Tumbuhan yang cocok: Rumput

Tumbuhan ini terdiri atas polysaccharides, seperti selulosa yang dapat dikonfersi menjadi ethanol dengan fragmentasi. Tumbuhan yang cocok untuk menghasilkan ethanol selulosa adalah Miscanthus, yaitu rerumputan yang tumbuh sepanjang tahun asli daerah tropis dan subtropis, seperti daerah Afrika dan Asia Tenggara.

Miscanthus memerlukan lebih sedikit air per gram untuk menghasilkan biomas (biofuel) daripada tumbuhan lain. Tumbuhan ini juga menghasilkan dua kali lebih besar biomas daripada jenis rumput lain, sehingga memerlukan lahan yang lebih kecil.

Miscanthus sinensis (sumber)

Konfersi energi fosil menjadi biomas akan mengurangi emisi gas-gas "rumah kaca". Walaupun kita memiliki cadangan batubara cukup besar yang dapat dikonfersi menjadi bahan bakar cari, tapi produk samping bahan bakar ini sangat mengerikan berupa emisi gas CO2. Biomas merupakan sumber energi "carbon-neutral", karena tumbuhan menyerap CO2 yang ada di atmosfer selama proses fotosintesis, di mana CO2 tersebut diantaranya juga merupakan salah satu produk akhir penggunaan (pembakaran) biomas.

Biaya Lingkungan

Aktifis lingkungan mengkritisi gagasan ekstensifikasi besar-besaran ladang jagung atau rumput untuk menggenjot produksi ethanol. Mereka beranggapan gagasan tersebut akan memperluas konfersi hutan menjadi lahan ethanol (deforestation) yang selanjutnya mengancam biodiversiti. Summervile menjawab kritik tersebut dengan menyarankan ekstensifikasi sebaiknya dilakukan pada lahan-lahan yang sudah dimanfaatkan untuk pertanian saat ini (bukan membuka/konfersi hutan). Beliau juga beranggapan, konfersi hutan dalam skala besar sebenarnya sudah terjadi di daerah tropis seperti Malaysia, Indonesia dan Filipina. Hutan di daerah tersebut telah dikonfersi menjadi perkebunan kelapa sawit untuk membangun bisnis biomas, karena kelapa sawit dapat dikonfersi menjadi biodisel dengan sangat efisien dan investasi kecil. Apakah benar hal tersebut menyebabkan perubahan iklim? (Ini pertanyaan yang belum terjawab-s).

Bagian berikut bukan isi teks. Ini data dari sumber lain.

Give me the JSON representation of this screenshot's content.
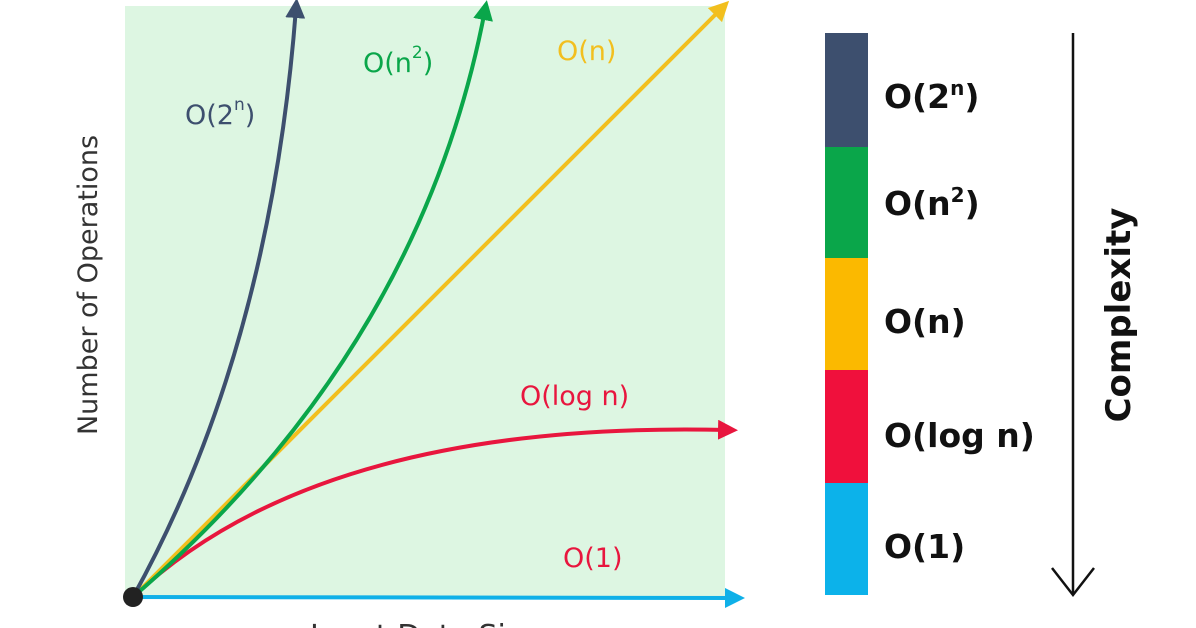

Sebaliknya, perubahan iklim mengancam biodiversiti, Hutan di British Columbia hilang dalam jumlah tertentu karena serangga dalam jumlah besar. Udara musim dingin tidak cukup dingin untuk membunuh kawanan besar serangga tersebut, sehingga serangga tersebut malah melenyapkan hutan tempatnya tinggal.

Substitusi bahan bakar fosil ke biomas merupakan hal penting untuk masa yang akan datang. Di akhir pemaparannya summerville melempar pertanyaan, apakah para investor siap menanamkan uangnya di bisnis biofuel (agar konfersi energi ini terjadi, dengan mempertimbangkan kondisi cadangan bahan bakar fosil yang semakin menipis dan pengaruh "pemanasan global" karena pemakaian bahan bakar fosil- ini qoute tambahan dari saya).